I better post this recipe since the warm weather is fast approaching – 75 degrees in Buffalo this weekend!  Yeah – finally!  I cannot wait to finally open the windows and get some fresh air in the house!  So it’s best that you bookmark this one for next fall, because I sense that some grilling recipes are coming soon and chili season is over!  But this chili would be worth the wait – it was the perfect blend of spices and seasonings.  Definitely going to be added to my chili repertoire!

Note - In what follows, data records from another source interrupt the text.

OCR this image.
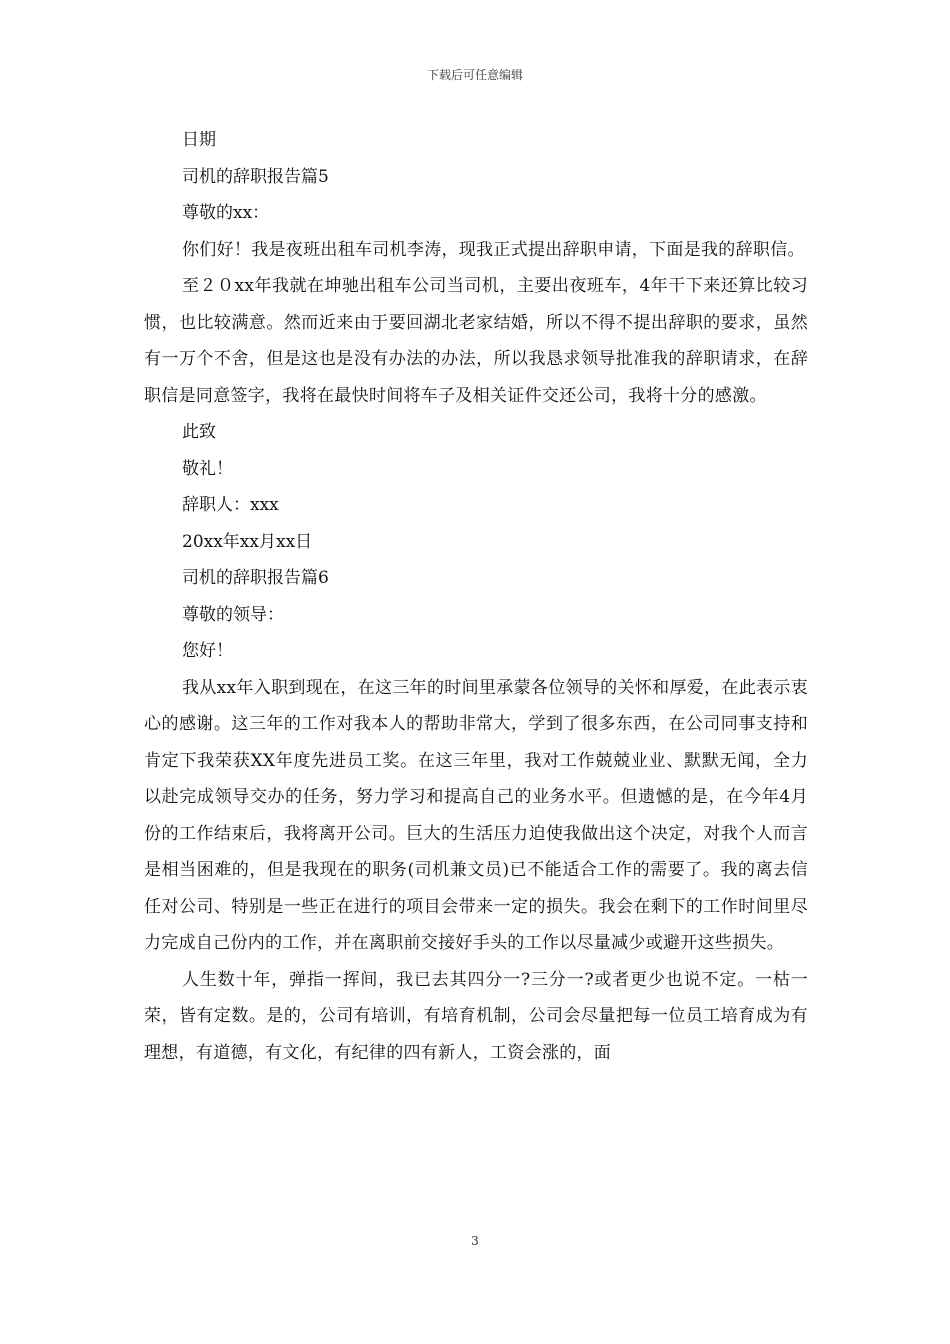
下载后可任意编辑
日期
司机的辞职报告篇5
尊敬的xx：
你们好！我是夜班出租车司机李涛，现我正式提出辞职申请，下面是我的辞职信。
至２０xx年我就在坤驰出租车公司当司机，主要出夜班车，4年干下来还算比较习惯，也比较满意。然而近来由于要回湖北老家结婚，所以不得不提出辞职的要求，虽然有一万个不舍，但是这也是没有办法的办法，所以我恳求领导批准我的辞职请求，在辞职信是同意签字，我将在最快时间将车子及相关证件交还公司，我将十分的感激。
此致
敬礼！
辞职人：xxx
20xx年xx月xx日
司机的辞职报告篇6
尊敬的领导：
您好！
我从xx年入职到现在，在这三年的时间里承蒙各位领导的关怀和厚爱，在此表示衷心的感谢。这三年的工作对我本人的帮助非常大，学到了很多东西，在公司同事支持和肯定下我荣获XX年度先进员工奖。在这三年里，我对工作兢兢业业、默默无闻，全力以赴完成领导交办的任务，努力学习和提高自己的业务水平。但遗憾的是，在今年4月份的工作结束后，我将离开公司。巨大的生活压力迫使我做出这个决定，对我个人而言是相当困难的，但是我现在的职务(司机兼文员)已不能适合工作的需要了。我的离去信任对公司、特别是一些正在进行的项目会带来一定的损失。我会在剩下的工作时间里尽力完成自己份内的工作，并在离职前交接好手头的工作以尽量减少或避开这些损失。
人生数十年，弹指一挥间，我已去其四分一?三分一?或者更少也说不定。一枯一荣，皆有定数。是的，公司有培训，有培育机制，公司会尽量把每一位员工培育成为有理想，有道德，有文化，有纪律的四有新人，工资会涨的，面
3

  • 2 boneless, skinless chicken breasts
  • Salt and pepper
  • 4 cups chopped yellow onion (2-3 onions)
  • 2 tbsp. olive oil
  • 2 cloves garlic, minced
  • 3 bell peppers
  • 2 tsp. chili powder
  • 2 tsp. ground cumin
  • ¼ tsp. red pepper flakes
  • ½ tsp. cayenne pepper
  • ½ tsp. dried oregano
  • 1 chipotle chili in adobo sauce, finely diced
  • 2 tsp. kosher salt
  • 2 (28 oz.) cans whole peeled tomatoes in puree, not drained
  • 2 (15 oz.) cans beans, drained and rinsed (I used 1 can black and 1 can pinto beans)

1. Preheat the oven to 375 degrees F.  Line a baking sheet with foil.  Place the chicken breasts on the foil, and season with salt and pepper.  Fold the foil over the chicken breasts to make a “packet”.  Roast 30-40 minutes, or until the chicken is cooked through (about 165 degrees internal temp).  Allow to cool enough to handle, then shred or chop into bite-sized pieces.

2. Heat the olive oil in a large stockpot or Dutch oven over medium-high heat. 

3. Sauté the onions 10-15 minutes, or until tender and translucent. 

4. Add the garlic to the pot and sauté just until fragrant, about 1 minute. 

5. Mix in the chopped bell peppers, chili powder, cumin, red pepper flakes, cayenne, oregano, chipotle, and kosher salt.  Cook 5 more minutes. 

6. Using clean kitchen shears, cut the tomatoes in the open can roughly.  Add the tomatoes with the puree to the pot and bring the mixture to a boil.  Reduce to a simmer and cook for 30 minutes, uncovered, stirring occasionally.

7. Stir in the shredded chicken and the beans, and allow to simmer for another 20 minutes.